Une évasion intimiste dans l’âge d’or de la Sérénissime au travers d’environ 70 œuvres d’éminents artistes ( Bellini, Carpaccio, Mantegna, Titien, Guardi, Tintoret, Van Eyck, Vittoria, Bergamasco, Riccio, Tati, Le Bernin, Cima, Lombardo, Fantoni … j’en passe et des meilleurs . A noter que pour la première fois le Saint Sébastien de Andrea Mantegna quittera son écrin vénitien. Elles occupent quatre salles de la Fondation Al Thani à l’Hôtel de la Marine;

Bien sur Venise est au centre de l’expo, étoffée par des dates importantes comme sa naissance en 421, l’arrivée du premier doge entre 726/27, la construction d’un premier palais ducal en 814, le corps de San Marco ramené d’Alexandrie 14 ans plus tard , la construction de l’arsenal en 1104 après avoir gagné la bataille contre les Normands, le début du chantier du Palais des Doges en 1384, la bataille de Lépante en 1571, les épidémies de pestes en 1575 et 1630, les premiers travaux importants sur la lagune en 1744 avec la mise en place de digues, la fondation de l’Académie de peinture et de sculpture de la ville en 1756, la chute de la Sérénissime en 1797 par les troupes de Napoléon qui vont piller et saccager pour la faire tomber, la domination autrichienne en 1815 ….. Tant d’évènements qui nous amènent à la ville magnifique que nous connaissons et chérissons aujourd’hui et qui se bat pour sa sauvegarde. Sans oublier, bien sur, le carnaval que l’on commence à entrevoir vers 1094, et qui se concrétise avec l’autorisation des déguisements en 1269.
» Venise ! Est-il une ville qui ait été plus admirée, plus célébrée, plus chantée par les poètes, plus désirée par les amoureux, plus visitée, et plus illustre ? Venise ! Ce seul mot semble faire éclater dans l’âme une exaltation. Il excite tout ce qu’il y a de poétique en nous, il provoque toutes nos facultés d’admiration … » Guy DE MAUPASSANT (Poète et écrivain français)
Peut-être que certains d’entre vous ont déjà visité le Palais Ca’ d’Oro. C’est un endroit magnifique, chef-d’œuvre du gothique vénitien, avec une façade qui ressemble à de la dentelle, l’un des plus élégants et raffinés du Grand Canal de la Sérénissime, quartier de Cannaregio. C’est vraiment une œuvre d’art à lui tout seul.
Une petite chose à savoir : Ca (casa) est placée devant de nombreux palais vénitiens pour qualifier leur statut de riches demeures.
Il doit son nom Maison d’or aux merveilleuses, audacieuses et luxueuses décorations, autrefois, recouvertes de feuilles d’or et de lapiz-lazulli, qui embellissaient les murs. Nombreux furent les propriétaires . Il sera même transformé et divisé en appartements !Parmi eux, il y a eu celle qui fut une grande Étoile de la danse, la première à le faire véritablement sur les pointes : Marie Taglioni. Le palais lui avait été offert par l’un de ses plus fervents admirateurs, le prince Alexandre Troubetzkoy.

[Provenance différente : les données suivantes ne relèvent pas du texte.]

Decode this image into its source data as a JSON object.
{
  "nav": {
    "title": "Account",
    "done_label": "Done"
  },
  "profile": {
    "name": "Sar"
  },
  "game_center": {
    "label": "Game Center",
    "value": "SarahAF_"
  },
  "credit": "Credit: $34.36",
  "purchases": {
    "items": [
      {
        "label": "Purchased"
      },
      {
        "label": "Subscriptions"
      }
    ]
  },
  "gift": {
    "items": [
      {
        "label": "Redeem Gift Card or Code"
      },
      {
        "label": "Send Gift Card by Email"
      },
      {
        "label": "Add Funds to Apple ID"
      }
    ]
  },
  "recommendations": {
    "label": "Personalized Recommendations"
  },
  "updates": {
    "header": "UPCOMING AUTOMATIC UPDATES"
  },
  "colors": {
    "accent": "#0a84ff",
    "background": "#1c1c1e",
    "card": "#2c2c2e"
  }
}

A son emplacement actuel, se trouvait au XIIe siècle, une demeure appartenant à la famille Mastelli, des négociants en épices qui avaient quitté la Grèce pour venir s’installer à Venise en 1112 . Puis elle deviendra le palais d’une noble famille vénitienne, les Zeno. La fille de cette famille l’apportera en dot lors de son mariage avec Marino Contarini, un riche marchand, en 1406. Lorsqu’elle décèdera, son époux, fera édifier un nouveau palais sur l’ancienne construction dont les pieux serviront de fondations. Les travaux vont durer de 1421 à 1434 . De nombreux architectes et sculpteurs vont travailler à cette construction, dont certains étaient réputés pour avoir travailler pour le Palais des Doges . Souhaitant placer son prestige à égal niveau, voire même au-dessus de celui des grands de sa ville, Contarini voudra un palais éblouissant, flamboyant . C’est lui qui souhaitera une façade avec un crénelage semblable à de la dentelle et qui le fera recouvrir de 23.000 feuilles d’or et lapis-lazuli.
Après sa mort, la demeure va se dégrader au fil du temps et elle verra de nombreux propriétaires s’y installer, dont, comme je l’ai dit en début de ce post, la grande ballerine romantique Marie Taglioni. Grâce à l’argent qu’elle obtiendra du prince Troubezkoy, elle fera procéder à des gros travaux de restauration et ce même si, finalement, elle vivra très peu dans le palais . La malchance du lieu viendra de l’architecte peu scrupuleux qu’elle choisira : Giovanni Battista Meduna, et des choix qu’elle fera.
Ce dernier, au lieu de l’embellir, va complètement dénaturer le palais, voire même le saccager. Il fera retirer, bien souvent à la demande de la ballerine, toutes les superbes finitions en or de la façade, vendra tous les éléments gothiques ( dont l’escalier de la cour intérieure) et les revendra à des antiquaires vénitiens. Il enlèvera également les colonnes et chapiteaux en marbre. Devant un tel spectacle, il sera accusé de vandalisme et emprisonné. Après quoi, la décision fut prise de se servir du palais pour le diviser en plusieurs appartements. Ce qui ne va arranger son état.
La demeure devra sa beauté et sa renaissance au baron Giorgio Franchetti, un mécène, musicien et collectionneur italien, qui, on peut le dire, l’a sauvé, avec passion, de ceux qui souhaitaient l’acquérir à des fins peu recommandables. Il rachètera le palais en 1894 et entreprendra de gros travaux pour lui redonner son aspect original et l’éclat de sa beauté passée.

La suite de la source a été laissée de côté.